Unconscious biases are prejudices or unsupported judgments about certain groups of people that are formed outside of an individual’s conscious awareness. Everyone has unconscious biases and they are often the result of the human tendency to organize social worlds by categorizing. However, some people benefit and others are penalized when anyone’s unconscious biases are acted on.
While unconscious bias and implicit bias are often used interchangeably, they do have slightly different definitions. Unconscious bias suggests a bias that we are unaware of and which happens outside of our control as the result of our brain making quick judgments or categorizations. Meanwhile, implicit bias suggests that a bias that may not be explicit, but that we are aware of and are responsible for.
Unconscious bias training programs have three purposes: to expose people to their unconscious biases, to help them adjust their automatic patterns of thinking and to eliminate discriminatory behaviors that stem from these patterns. Organizations implement unconscious bias trainings to ensure no discriminatory behaviors exist within their recruiting, hiring and management processes.
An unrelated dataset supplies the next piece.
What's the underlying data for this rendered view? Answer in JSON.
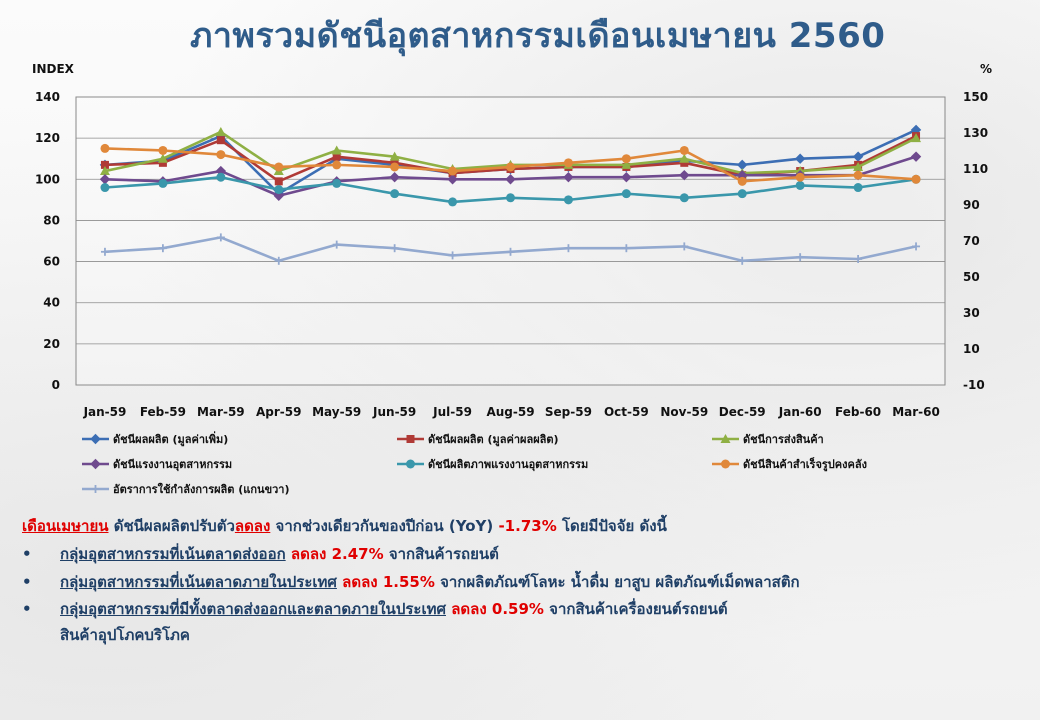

The implementation of unconscious bias training is also a great way to signal the importance of inclusive behaviors and an inclusive culture within your organization.
Unconscious bias training is the topic of many debates because while it is generally accepted as a worthwhile practice, some believe it is not a very effective way to reduce micro-aggressions and discriminatory behavior on an organizational level. Often, it is not the idea of unconscious bias training itself that draws this criticism. Instead, it is the way many organizations implement training that draws negative attention. Unconscious bias training is immediately effective in that it highlights biases people may have not know about.
However, as many naysayers point out, in order for people to act on this knowledge, the training must exist in a organizational culture that allows for and encourages the discussion and acceptance of these biases, along with the room to change them. This change cannot happen immediately, either. As many critics point out, unconscious bias training must be continual in order to cause real change to habits and understandings of the world. However, following the above tips can help to improve the effectiveness of your unconscious bias trainings.